Proceedings initiated by Max Schrems

Meta Platforms, formerly known as Facebook, was recently taken to task by the Irish Data Protection Authority for its unlawful practices. The company had stated in its terms of use that the display of personalized advertising was part of the service for which no separate consent was required. This interpretation has now been overturned and the authority has ordered Meta to change its data processing practices within three months.
Data protection activist Max Schrems criticized Meta's approach: Instead of a yes/no option for personalized advertising, the consent clause had simply been moved to the terms and conditions. He believes this is not only unfair, but also illegal. It is clear that Meta must take immediate action to ensure it is compliant with GDPR regulations or face serious consequences. The company must ensure that it provides users with an explicit opt-in option for personalized advertising and that all data processing activities are transparent and secure.

No voluntary consent

The European Data Protection Board (EDPB) recently clarified that informed consent is required in order to use personal data for advertising purposes. This has put Meta, the parent company of Facebook, Instagram and WhatsApp, in a bind. Immediately before the GDPR regulations came into force in May 2018, Meta had stopped asking its users for consent to use their personal data for advertising purposes and instead declared personalized advertising to be an integral part of its mutual service obligations in its terms and conditions.
This decision was based on a complaint by Austrian data protection activist Max Schrems about Facebook; a Belgian user is responsible for Instagram. The Irish Data Protection Commission (DPC) plans to rule on a further complaint about WhatsApp, which also belongs to Meta, in the coming weeks. Should Meta be found guilty of breaching GDPR regulations, the billion-euro threshold in fines could easily be exceeded. It remains to be seen how this situation will develop and what impact it will have on other companies that may have used similar tactics with regard to obtaining user consent.

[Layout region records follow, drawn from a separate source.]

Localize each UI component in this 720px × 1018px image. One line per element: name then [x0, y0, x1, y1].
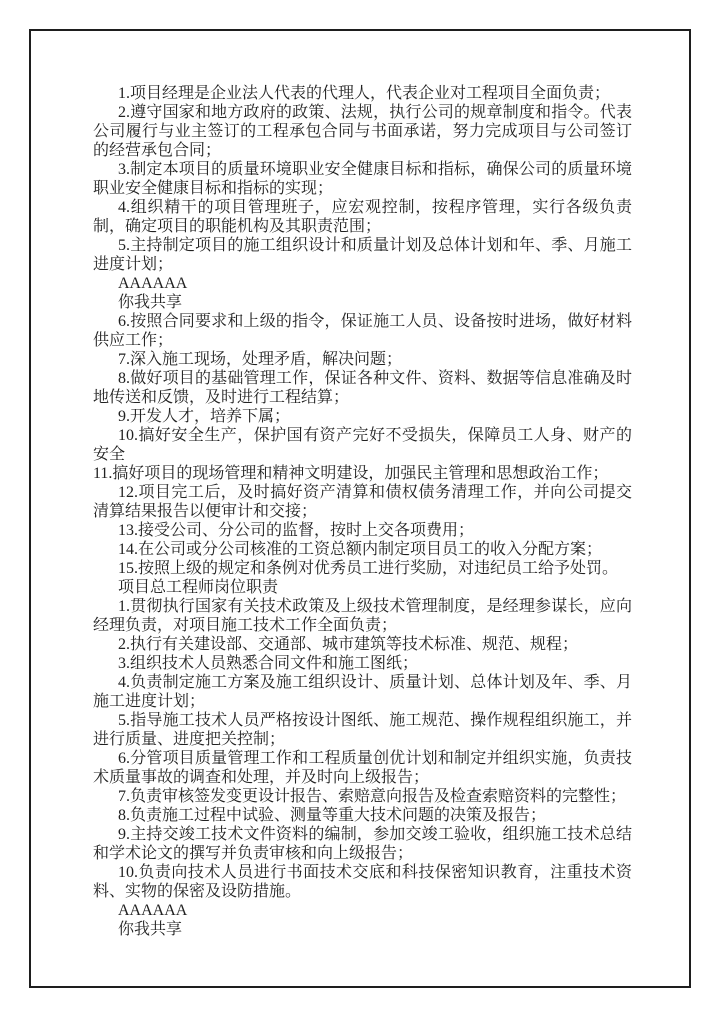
- paragraph: 7.负责审核签发变更设计报告、索赔意向报告及检查索赔资料的完整性；: [93, 787, 632, 806]
- paragraph: 9.开发人才，培养下属；: [93, 407, 632, 426]
- paragraph: 3.制定本项目的质量环境职业安全健康目标和指标，确保公司的质量环境职业安全健康目…: [93, 160, 632, 198]
- paragraph: 6.分管项目质量管理工作和工程质量创优计划和制定并组织实施，负责技术质量事故的调…: [93, 749, 632, 787]
- paragraph: 8.负责施工过程中试验、测量等重大技术问题的决策及报告；: [93, 806, 632, 825]
- paragraph: 10.搞好安全生产，保护国有资产完好不受损失，保障员工人身、财产的安全: [93, 426, 632, 464]
- paragraph: 1.项目经理是企业法人代表的代理人，代表企业对工程项目全面负责；: [93, 84, 632, 103]
- paragraph: 1.贯彻执行国家有关技术政策及上级技术管理制度，是经理参谋长，应向经理负责，对项…: [93, 597, 632, 635]
- paragraph: 你我共享: [93, 920, 632, 939]
- paragraph: 4.负责制定施工方案及施工组织设计、质量计划、总体计划及年、季、月施工进度计划；: [93, 673, 632, 711]
- paragraph: 6.按照合同要求和上级的指令，保证施工人员、设备按时进场，做好材料供应工作；: [93, 312, 632, 350]
- paragraph: AAAAAA: [93, 901, 632, 920]
- page-border: 1.项目经理是企业法人代表的代理人，代表企业对工程项目全面负责；2.遵守国家和地…: [29, 29, 691, 988]
- paragraph: 项目总工程师岗位职责: [93, 578, 632, 597]
- paragraph: 7.深入施工现场，处理矛盾，解决问题；: [93, 350, 632, 369]
- paragraph: AAAAAA: [93, 274, 632, 293]
- paragraph: 15.按照上级的规定和条例对优秀员工进行奖励，对违纪员工给予处罚。: [93, 559, 632, 578]
- paragraph: 2.遵守国家和地方政府的政策、法规，执行公司的规章制度和指令。代表公司履行与业主…: [93, 103, 632, 160]
- paragraph: 5.主持制定项目的施工组织设计和质量计划及总体计划和年、季、月施工进度计划；: [93, 236, 632, 274]
- paragraph: 2.执行有关建设部、交通部、城市建筑等技术标准、规范、规程；: [93, 635, 632, 654]
- paragraph: 14.在公司或分公司核准的工资总额内制定项目员工的收入分配方案；: [93, 540, 632, 559]
- paragraph: 8.做好项目的基础管理工作，保证各种文件、资料、数据等信息准确及时地传送和反馈，…: [93, 369, 632, 407]
- paragraph: 13.接受公司、分公司的监督，按时上交各项费用；: [93, 521, 632, 540]
- paragraph: 3.组织技术人员熟悉合同文件和施工图纸；: [93, 654, 632, 673]
- document-canvas: { "document": { "page_background": "#fff…: [0, 0, 720, 1018]
- paragraph: 10.负责向技术人员进行书面技术交底和科技保密知识教育，注重技术资料、实物的保密…: [93, 863, 632, 901]
- paragraph: 12.项目完工后，及时搞好资产清算和债权债务清理工作，并向公司提交清算结果报告以…: [93, 483, 632, 521]
- document-content: 1.项目经理是企业法人代表的代理人，代表企业对工程项目全面负责；2.遵守国家和地…: [93, 84, 632, 939]
- paragraph: 11.搞好项目的现场管理和精神文明建设，加强民主管理和思想政治工作；: [93, 464, 632, 483]
- paragraph: 9.主持交竣工技术文件资料的编制，参加交竣工验收，组织施工技术总结和学术论文的撰…: [93, 825, 632, 863]
- paragraph: 5.指导施工技术人员严格按设计图纸、施工规范、操作规程组织施工，并进行质量、进度…: [93, 711, 632, 749]
- paragraph: 4.组织精干的项目管理班子，应宏观控制，按程序管理，实行各级负责制，确定项目的职…: [93, 198, 632, 236]
- paragraph: 你我共享: [93, 293, 632, 312]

Repeated data protection penalties against Meta

The Irish Data Protection Commission (DPC) has repeatedly imposed data protection fines on Meta, a social media company, since September 2021. In November 2021, the DPC imposed a fine of €256 million on the company after data from more than half a billion Facebook users was published on the internet. This was followed in September 2022 by another hefty fine of 405 million euros for serious breaches of children's data protection regulations. In addition, Meta and its subsidiary WhatsApp were fined €17 million and €225 million respectively.
Meta has appealed against both the Instagram and WhatsApp decisions, but it remains to be seen whether these appeals will be successful. The repeated fines from the data protection authority show that Meta is not taking its responsibility to protect user data seriously enough. It is clear that further action needs to be taken to ensure that companies are held accountable for their actions in relation to the protection of user data.